I’ll bet you’ve heard your teachers tell you, “Reading is the best way to learn new words!” Admittedly, the logic is sound. Vocabulary is about memory, and it’s easy to remember a word if you’re constantly exposed to it. Therefore, reading challenging books expands your vocabulary because doing so inundates you with words you don’t know… right? I’m sure you don’t need me to tell you that this is a very unsatisfying answer.

It’s not that I disagree, but rather that this “indirect” style of learning fails to provide an immediate sense of progress. Not to mention you, like me, don’t have time in your schedule to read a couple of additional books a week. Don’t worry though, there’s hope. According to this article:

… if you go online and visit web pages in one day - which is a simple task when you could email, blogs, youtube etc - you’ll see on average words; War & Peace was only 460,000 words

$200$ pages means you’ll “see” approximately $500,000$ words a day. You won’t necessarily read and think about them. Let’s estimate a clean $10\%$ read rate (depends on reading speed and engagement). I’ll even give you Sundays off. This means on average, you’ll read $50,000$ words a day and $300,000$ words a week through your internet browser (including mobile browsers). This is equivalent to the number of words in the entire Hunger Games trilogy. So, no. You really don’t have time to read a couple extra books a week. You have time to read three.

Of course, it’s not so simple. Sure, you’re reading hundreds of thousands of words, but I doubt the random web pages on the world wide web push you to your lexical limits. To really take advantage of this phenomenon, we need to figure out a way to increase the quality of words we’re reading. It’d be impossible and silly to contact every single publisher of words on the internet, so our solution must work within our own computers. Manipulating words on websites? Making them “smarter”? This is right up natural language processing’s alley! Let’s make a Chrome extension.

The Algorithm

Here’s the high level strategy: look at every single word on a webpage and replace simple ones with more complex words that mean, more or less, the same thing. This should expose us to the types of vocabulary words we long to know without negatively impacting our internet experience. This strategy sounds fine to me, but there are a couple problems. How will we know if a word is simple? What does that even mean in this context? How will we know if a “complex” replacement really is more complex? How the heck are we going to find words that mean the same thing?

Heuristic for Word Difficulty

If we assume that people use simple words more than they use advanced words, then this isn’t too difficult a quantity to estimate. We just need to look at which words get used the most to find simple words and the least for complicated words. Argh… but now we have another question to answer. How can we possibly know how many times a word has been used?

In natural language processing, corpora (plural of corpus) are used whenever you need to do… anything. A text corpus is a huge collection of words, sentences, or passages, often annotated with linguistic information and organized by source (e.g. oral, written, fiction). All we need to do is download a diverse, few-million word corpus and count the number of occurences of each word. If our corpus draws from a variety of language sources, we should get a good approximation of English word frequencies.

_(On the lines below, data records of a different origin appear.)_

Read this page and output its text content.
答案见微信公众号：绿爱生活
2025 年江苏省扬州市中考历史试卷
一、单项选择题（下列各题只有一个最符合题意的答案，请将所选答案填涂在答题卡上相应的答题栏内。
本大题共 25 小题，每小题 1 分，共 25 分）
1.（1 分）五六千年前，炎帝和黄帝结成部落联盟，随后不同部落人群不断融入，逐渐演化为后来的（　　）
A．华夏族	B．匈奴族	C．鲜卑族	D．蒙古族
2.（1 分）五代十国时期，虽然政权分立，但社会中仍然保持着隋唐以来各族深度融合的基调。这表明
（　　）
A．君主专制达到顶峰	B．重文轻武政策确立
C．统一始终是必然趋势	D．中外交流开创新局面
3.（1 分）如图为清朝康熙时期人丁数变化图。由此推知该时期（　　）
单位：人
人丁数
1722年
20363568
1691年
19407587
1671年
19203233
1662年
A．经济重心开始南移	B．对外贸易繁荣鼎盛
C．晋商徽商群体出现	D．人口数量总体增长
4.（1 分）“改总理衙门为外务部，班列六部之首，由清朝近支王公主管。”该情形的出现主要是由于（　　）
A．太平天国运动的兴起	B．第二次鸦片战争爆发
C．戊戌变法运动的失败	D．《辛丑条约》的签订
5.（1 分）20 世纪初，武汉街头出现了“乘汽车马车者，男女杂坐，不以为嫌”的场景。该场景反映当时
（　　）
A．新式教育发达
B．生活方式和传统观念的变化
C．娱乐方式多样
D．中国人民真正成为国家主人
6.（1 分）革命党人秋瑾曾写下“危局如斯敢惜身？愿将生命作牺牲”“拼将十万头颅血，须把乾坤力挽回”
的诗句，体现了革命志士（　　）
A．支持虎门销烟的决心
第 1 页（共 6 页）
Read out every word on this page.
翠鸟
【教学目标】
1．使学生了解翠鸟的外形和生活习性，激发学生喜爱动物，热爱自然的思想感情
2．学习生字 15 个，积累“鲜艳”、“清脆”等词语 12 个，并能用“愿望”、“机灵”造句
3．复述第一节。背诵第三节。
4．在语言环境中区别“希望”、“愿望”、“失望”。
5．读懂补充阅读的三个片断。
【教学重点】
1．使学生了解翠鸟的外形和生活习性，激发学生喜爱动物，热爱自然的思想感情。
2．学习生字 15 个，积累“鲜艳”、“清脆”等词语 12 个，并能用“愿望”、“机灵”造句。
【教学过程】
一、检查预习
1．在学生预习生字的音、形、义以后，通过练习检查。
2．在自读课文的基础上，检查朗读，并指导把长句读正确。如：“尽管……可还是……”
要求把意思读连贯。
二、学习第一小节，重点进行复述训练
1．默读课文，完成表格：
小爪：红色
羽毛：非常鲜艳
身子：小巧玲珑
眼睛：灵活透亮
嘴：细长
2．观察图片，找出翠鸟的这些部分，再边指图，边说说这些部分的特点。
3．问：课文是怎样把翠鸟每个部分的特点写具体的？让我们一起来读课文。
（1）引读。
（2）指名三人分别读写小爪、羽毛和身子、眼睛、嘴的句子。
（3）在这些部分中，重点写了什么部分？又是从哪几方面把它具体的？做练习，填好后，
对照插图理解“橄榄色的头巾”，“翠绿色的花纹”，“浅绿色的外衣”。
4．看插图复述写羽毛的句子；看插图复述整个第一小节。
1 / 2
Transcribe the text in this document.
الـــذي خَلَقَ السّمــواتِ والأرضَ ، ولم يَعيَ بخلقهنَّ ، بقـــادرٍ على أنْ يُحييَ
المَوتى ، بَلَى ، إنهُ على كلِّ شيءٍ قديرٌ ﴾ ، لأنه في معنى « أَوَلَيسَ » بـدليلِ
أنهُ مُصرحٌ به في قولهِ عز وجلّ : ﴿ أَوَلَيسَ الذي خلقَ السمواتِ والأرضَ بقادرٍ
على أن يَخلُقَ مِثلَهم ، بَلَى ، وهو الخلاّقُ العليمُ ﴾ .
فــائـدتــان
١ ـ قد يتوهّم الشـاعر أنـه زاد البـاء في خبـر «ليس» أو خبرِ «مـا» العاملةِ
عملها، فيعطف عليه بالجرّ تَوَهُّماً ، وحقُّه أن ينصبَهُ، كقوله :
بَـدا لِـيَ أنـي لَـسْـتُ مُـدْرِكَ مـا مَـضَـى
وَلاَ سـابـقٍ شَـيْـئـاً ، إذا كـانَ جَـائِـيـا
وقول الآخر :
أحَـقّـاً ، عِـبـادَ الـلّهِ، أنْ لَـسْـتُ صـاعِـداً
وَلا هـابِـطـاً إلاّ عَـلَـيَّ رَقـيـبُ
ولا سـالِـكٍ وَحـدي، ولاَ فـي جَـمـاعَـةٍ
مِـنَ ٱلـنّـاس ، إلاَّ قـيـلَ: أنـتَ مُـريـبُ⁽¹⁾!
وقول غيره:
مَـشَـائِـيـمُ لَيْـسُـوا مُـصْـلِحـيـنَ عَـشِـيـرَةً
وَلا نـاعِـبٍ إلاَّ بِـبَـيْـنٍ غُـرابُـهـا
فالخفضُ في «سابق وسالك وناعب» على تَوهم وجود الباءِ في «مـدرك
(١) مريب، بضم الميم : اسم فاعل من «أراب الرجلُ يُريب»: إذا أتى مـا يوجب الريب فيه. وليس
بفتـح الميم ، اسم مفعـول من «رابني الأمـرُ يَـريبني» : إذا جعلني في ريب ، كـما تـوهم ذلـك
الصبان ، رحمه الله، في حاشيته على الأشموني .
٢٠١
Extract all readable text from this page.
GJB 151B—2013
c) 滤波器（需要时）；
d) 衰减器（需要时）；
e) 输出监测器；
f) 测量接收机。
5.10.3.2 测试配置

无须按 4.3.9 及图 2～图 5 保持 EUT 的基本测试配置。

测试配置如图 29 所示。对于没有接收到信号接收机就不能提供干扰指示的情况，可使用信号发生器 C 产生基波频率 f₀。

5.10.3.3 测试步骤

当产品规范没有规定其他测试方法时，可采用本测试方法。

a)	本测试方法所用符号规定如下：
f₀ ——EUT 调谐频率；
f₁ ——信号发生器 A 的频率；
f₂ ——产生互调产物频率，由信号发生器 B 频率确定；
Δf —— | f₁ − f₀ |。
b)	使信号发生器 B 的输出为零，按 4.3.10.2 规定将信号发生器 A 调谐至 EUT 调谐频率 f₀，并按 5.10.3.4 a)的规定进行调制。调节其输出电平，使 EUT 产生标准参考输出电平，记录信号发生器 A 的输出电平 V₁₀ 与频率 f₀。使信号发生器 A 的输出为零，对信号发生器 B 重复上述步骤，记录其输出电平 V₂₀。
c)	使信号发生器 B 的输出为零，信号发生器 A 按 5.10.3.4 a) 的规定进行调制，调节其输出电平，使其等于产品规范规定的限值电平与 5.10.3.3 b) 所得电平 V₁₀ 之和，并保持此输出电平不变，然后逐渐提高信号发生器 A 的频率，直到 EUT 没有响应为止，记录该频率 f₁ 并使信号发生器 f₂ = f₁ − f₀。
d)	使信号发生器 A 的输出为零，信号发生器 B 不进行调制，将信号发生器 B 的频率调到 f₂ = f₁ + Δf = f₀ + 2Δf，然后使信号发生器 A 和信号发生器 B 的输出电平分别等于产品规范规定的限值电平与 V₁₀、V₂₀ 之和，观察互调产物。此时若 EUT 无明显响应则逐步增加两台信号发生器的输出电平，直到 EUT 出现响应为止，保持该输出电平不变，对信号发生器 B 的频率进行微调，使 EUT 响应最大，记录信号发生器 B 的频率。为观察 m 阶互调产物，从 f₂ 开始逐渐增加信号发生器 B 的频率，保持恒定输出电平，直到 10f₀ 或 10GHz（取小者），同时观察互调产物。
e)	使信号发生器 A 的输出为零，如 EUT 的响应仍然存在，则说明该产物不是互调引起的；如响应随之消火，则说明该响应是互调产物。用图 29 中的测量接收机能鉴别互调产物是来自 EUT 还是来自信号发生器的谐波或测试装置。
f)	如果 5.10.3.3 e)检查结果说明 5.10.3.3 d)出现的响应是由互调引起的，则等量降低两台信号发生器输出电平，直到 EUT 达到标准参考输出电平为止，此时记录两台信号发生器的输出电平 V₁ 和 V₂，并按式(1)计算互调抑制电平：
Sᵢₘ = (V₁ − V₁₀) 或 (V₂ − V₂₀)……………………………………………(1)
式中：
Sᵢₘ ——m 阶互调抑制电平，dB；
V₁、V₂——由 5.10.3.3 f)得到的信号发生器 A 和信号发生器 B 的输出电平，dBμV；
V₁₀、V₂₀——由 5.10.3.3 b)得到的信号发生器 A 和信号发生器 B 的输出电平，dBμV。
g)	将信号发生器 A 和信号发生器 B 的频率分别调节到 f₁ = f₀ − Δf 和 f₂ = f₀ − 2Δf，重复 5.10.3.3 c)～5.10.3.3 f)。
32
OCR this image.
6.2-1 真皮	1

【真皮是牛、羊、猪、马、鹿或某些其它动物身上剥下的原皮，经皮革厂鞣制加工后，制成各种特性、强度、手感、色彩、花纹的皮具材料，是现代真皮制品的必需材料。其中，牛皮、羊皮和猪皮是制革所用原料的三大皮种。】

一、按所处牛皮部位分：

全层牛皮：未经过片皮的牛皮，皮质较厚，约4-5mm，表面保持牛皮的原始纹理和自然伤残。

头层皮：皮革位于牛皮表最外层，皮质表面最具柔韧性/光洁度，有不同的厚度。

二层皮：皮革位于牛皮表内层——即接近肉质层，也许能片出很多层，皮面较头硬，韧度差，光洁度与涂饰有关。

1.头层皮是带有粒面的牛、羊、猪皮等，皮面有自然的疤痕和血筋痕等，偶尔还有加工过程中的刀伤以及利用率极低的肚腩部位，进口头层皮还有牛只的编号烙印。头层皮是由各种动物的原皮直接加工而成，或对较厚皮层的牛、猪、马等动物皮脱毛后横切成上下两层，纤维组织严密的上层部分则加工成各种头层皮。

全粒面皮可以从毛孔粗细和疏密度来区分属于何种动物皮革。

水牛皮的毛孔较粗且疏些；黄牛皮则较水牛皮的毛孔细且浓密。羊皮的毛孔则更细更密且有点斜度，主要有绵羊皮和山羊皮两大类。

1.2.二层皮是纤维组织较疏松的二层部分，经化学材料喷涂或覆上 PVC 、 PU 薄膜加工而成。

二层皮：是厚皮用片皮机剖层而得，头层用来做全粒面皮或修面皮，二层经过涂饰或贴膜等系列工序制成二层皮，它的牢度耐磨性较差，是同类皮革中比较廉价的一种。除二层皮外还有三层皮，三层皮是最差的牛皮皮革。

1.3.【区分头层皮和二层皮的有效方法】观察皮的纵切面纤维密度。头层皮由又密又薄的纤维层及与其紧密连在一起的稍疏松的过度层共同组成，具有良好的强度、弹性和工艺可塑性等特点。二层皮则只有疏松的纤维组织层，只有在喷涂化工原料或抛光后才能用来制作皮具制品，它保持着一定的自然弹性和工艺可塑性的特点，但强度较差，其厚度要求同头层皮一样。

Finding Words with Equivalent Meanings

This is what synonyms were made for! All we need is access to a thesaurus and we’ll be set.

…except we have high standards and blind thesaurus bashing is unlikely to be very effective. Consider the following scenario. We have the sentence:

Leaves fall down in fall.

and a desire to spice up the repeated word, “fall”. If we blindly consult a thesaurus, we might end up with something like:

Leaves descend down in descend.

Remember: computers aren’t smart enough to realize it doesn’t make sense to use this word in both scenarios! We haven’t been nearly explicit enough. Errors abound in our current system because it has no conception of part of speech (POS). Quality thesauruses will separate synonyms by POS, so as long as the computer knows the POS of each word, our system should work.

Leaves descend down in autumn.

Unfortunately computing POS is a pretty difficult problem. Even humans have trouble tagging really confusing sentences! It’s not as if we can keep a list of the parts of speech of every word and just look it up when we need it. POS depends on context. To solve this problem, we really will need NLP. The technical details of how various POS tagging algorithms work are beyond the scope of this article, but here’s a quick run down of a common method:

First, we need a sufficiently large corpus. Our corpus needs to have thousands of sentences, and it must include the correct parts of speech of every single word.

Then we need to pore through this corpus and keep track of a few things. How often is each word each POS? For instance, perhaps “fall” is a verb 70% of the time and a noun the rest. Next, how often does each POS follow each other POS? If we know that nouns are very likely to follow adjectives, then we can make some pretty good predictions.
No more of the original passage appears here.